By Amanda Stiebris
A core challenge that has animated the recent resurgence of industrial policy is the lack of good jobs. This all-pervasive challenge is one that afflicts advanced economies as much as it does emerging economies, and has a range of demand and supply side dimensions. We invited speakers from a variety of country contexts to shed light on how the tools of industrial policy may be applied to the jobs challenge.
The panel on Industrial Policy for Good Jobs featured Eliana Carranza, Senior Economist and global co-lead of the Labor and Skills unit at the World Bank; Andres Valenciano Yamuni, Director of the Washington, D.C. Office of the Economic Commission for Latin America and the Caribbean; and Nimrod Zalk, Chief Research Officer for Climate and Development at the University of Cape Town’s Nelson Mandela School of Public Governance. The panel was moderated by Gordon Hanson, the Peter Wertheim Professor of Urban Policy at Harvard Kennedy School and faculty Co-Director of the Reimagining the Economy Project. Here are some of the main takeaways from the discussion.
- Creating good jobs requires both supply and demand side interventions
In the past, labor market interventions have focused either entirely on the supply side (i.e. reskilling and retraining workers) or on the demand side (i.e. encouraging companies to create new jobs). However, Carranza emphasized the need for comprehensive and multi-sectoral policy that integrates interventions across every dimension. Exclusively growth-based strategies are insufficient for creating jobs. There must also be a focus on building institutions and linking labor demand to skills development and employment programs. These types of multidimensional approaches allow policymakers to better coordinate with firms and workers so that they can better meet the needs of both.
Yamuni - who served as both Minister of Foreign Trade in Costa Rica and as Executive President of the Instituto Nacional de Aprendizaje - illustrated how this approach may look in practice. At the Instituto, he was in charge of technical and vocational education in the country. In his work to bring companies to Costa Rica, he communicated with companies to understand what skills they needed and used those conversations to develop retraining programs for local Costa Ricans. This collaboration proved mutually beneficial as firms had access to a greater skill pool and local workers could move up to higher level positions in their companies.

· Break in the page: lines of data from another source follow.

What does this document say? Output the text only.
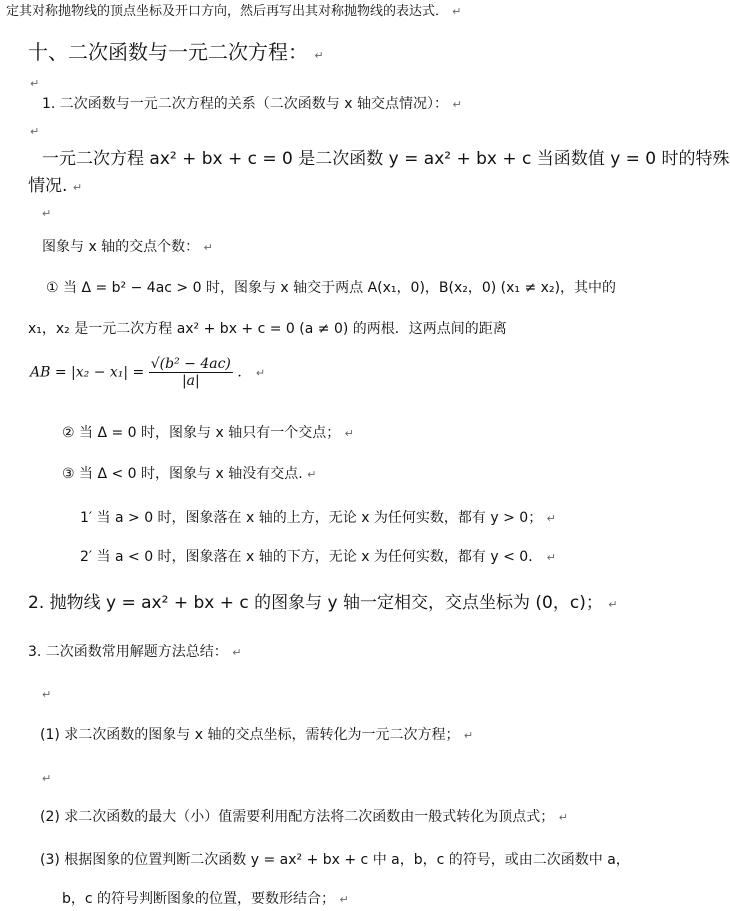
定其对称抛物线的顶点坐标及开口方向，然后再写出其对称抛物线的表达式． ↵
十、二次函数与一元二次方程： ↵
↵
1. 二次函数与一元二次方程的关系（二次函数与 x 轴交点情况）： ↵
↵
一元二次方程 ax² + bx + c = 0 是二次函数 y = ax² + bx + c 当函数值 y = 0 时的特殊
情况. ↵
↵
图象与 x 轴的交点个数： ↵
① 当 Δ = b² − 4ac > 0 时，图象与 x 轴交于两点 A(x₁，0)，B(x₂，0) (x₁ ≠ x₂)，其中的
x₁，x₂ 是一元二次方程 ax² + bx + c = 0 (a ≠ 0) 的两根．这两点间的距离
AB = $|x_2 - x_1| = \frac{\text{√(b² − 4ac)}}{|a|}$ ． ↵
② 当 Δ = 0 时，图象与 x 轴只有一个交点； ↵
③ 当 Δ < 0 时，图象与 x 轴没有交点. ↵
1′ 当 a > 0 时，图象落在 x 轴的上方，无论 x 为任何实数，都有 y > 0； ↵
2′ 当 a < 0 时，图象落在 x 轴的下方，无论 x 为任何实数，都有 y < 0． ↵
2. 抛物线 y = ax² + bx + c 的图象与 y 轴一定相交，交点坐标为 (0，c)； ↵
3. 二次函数常用解题方法总结： ↵
↵
(1) 求二次函数的图象与 x 轴的交点坐标，需转化为一元二次方程； ↵
↵
(2) 求二次函数的最大（小）值需要利用配方法将二次函数由一般式转化为顶点式； ↵
(3) 根据图象的位置判断二次函数 y = ax² + bx + c 中 a，b，c 的符号，或由二次函数中 a，
b，c 的符号判断图象的位置，要数形结合； ↵
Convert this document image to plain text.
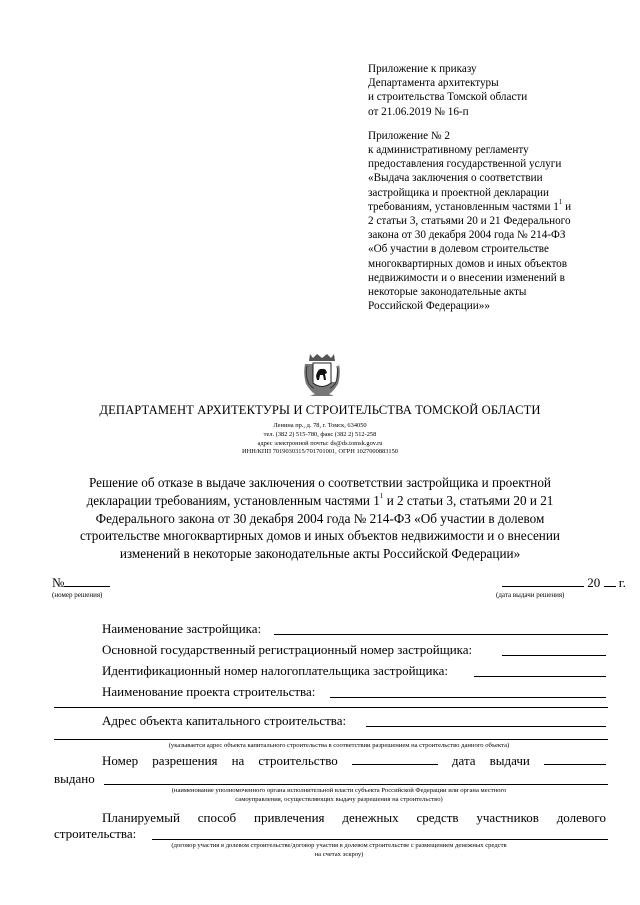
Приложение к приказу
Департамента архитектуры
и строительства Томской области
от 21.06.2019 № 16-п
Приложение № 2
к административному регламенту
предоставления государственной услуги
«Выдача заключения о соответствии
застройщика и проектной декларации
требованиям, установленным частями $1^1$ и
2 статьи 3, статьями 20 и 21 Федерального
закона от 30 декабря 2004 года № 214-ФЗ
«Об участии в долевом строительстве
многоквартирных домов и иных объектов
недвижимости и о внесении изменений в
некоторые законодательные акты
Российской Федерации»»
ДЕПАРТАМЕНТ АРХИТЕКТУРЫ И СТРОИТЕЛЬСТВА ТОМСКОЙ ОБЛАСТИ
Ленина пр., д. 78, г. Томск, 634050
тел. (382 2) 515-780, факс (382 2) 512-258
адрес электронной почты: ds@ds.tomsk.gov.ru
ИНН/КПП 7019030315/701701001, ОГРН 1027000883150
Решение об отказе в выдаче заключения о соответствии застройщика и проектной
декларации требованиям, установленным частями $1^1$ и 2 статьи 3, статьями 20 и 21
Федерального закона от 30 декабря 2004 года № 214-ФЗ «Об участии в долевом
строительстве многоквартирных домов и иных объектов недвижимости и о внесении
изменений в некоторые законодательные акты Российской Федерации»
№
(номер решения)
20  г.
(дата выдачи решения)
Наименование застройщика:
Основной государственный регистрационный номер застройщика:
Идентификационный номер налогоплательщика застройщика:
Наименование проекта строительства:
Адрес объекта капитального строительства:
(указывается адрес объекта капитального строительства в соответствии разрешением на строительство данного объекта)
Номер разрешения на строительство	дата выдачи
выдано
(наименование уполномоченного органа исполнительной власти субъекта Российской Федерации или органа местного
самоуправления, осуществляющих выдачу разрешения на строительство)
Планируемый способ привлечения денежных средств участников долевого
строительства:
(договор участия в долевом строительстве/договор участия в долевом строительстве с размещением денежных средств
на счетах эскроу)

- Job policies must be adaptive and context-specific
Scaling up job interventions is difficult because they must be specifically tailored to local conditions. Interventions that work in one country may not work in another. Carranza noted how the labor market constraints in lower-income countries will differ from those in lower-middle-income countries or higher income countries. For example, lower-income countries tend to have higher constraints on the demand side of the market – companies just aren’t in these countries to employ enough people. However, focusing too much on the demand side can lead to blind spots on the supply side. As such, there is no one-size-fits-all intervention that will work perfectly across contexts. Policies, instead, must be designed to address a country’s specific issues and characteristics.
The types of interventions needed not only change across locations but also with time. Job policies need to be flexible and adaptive so they can adjust to a rapidly evolving labor market. Yamuni emphasized the need for life-long learning and designing education systems that allow for constant retraining so that people can remain relevant in the workplace throughout their career. As technology advances, the types of skills that workers need will change too. As such, embedding adaptivity into interventions is necessary so that they remain effective.
- Solutions will involve collaboration between the private and public sectors
In order to create effective job policies, the public sector needs private sector buy-in. Governments cannot succeed in these ventures by themselves. Companies play an important role in job policy because they hold both knowledge about what skills are most needed in the labor market as well as the power to hire workers. As such, governments need to collaborate with the private sector on program design and provide incentives to encourage private sector engagement – companies need to have skin in the game so that they are also committed to the success of these programs.
The orange industry in South Africa is an example of this cross-sector collaboration. Zalk - formerly Deputy Director-General in the South African Department of Trade, Industry and Competition and non-executive Director of the Industrial Development Corporation of South Africa - highlighted the complementary roles of the public and private sectors for advancing fruit production in the country. Aided by government support, South Africa’s horticulture sector was able to grow to become the second largest citrus exporter in the world and bring with it substantial job growth in rural areas. Good jobs require both private sector innovation and public sector protections. While private companies can bring a plethora of good jobs, the government is needed to provide resources to companies as well as labor protections and social services for workers to ensure that the benefits of job growth are widespread and long lasting.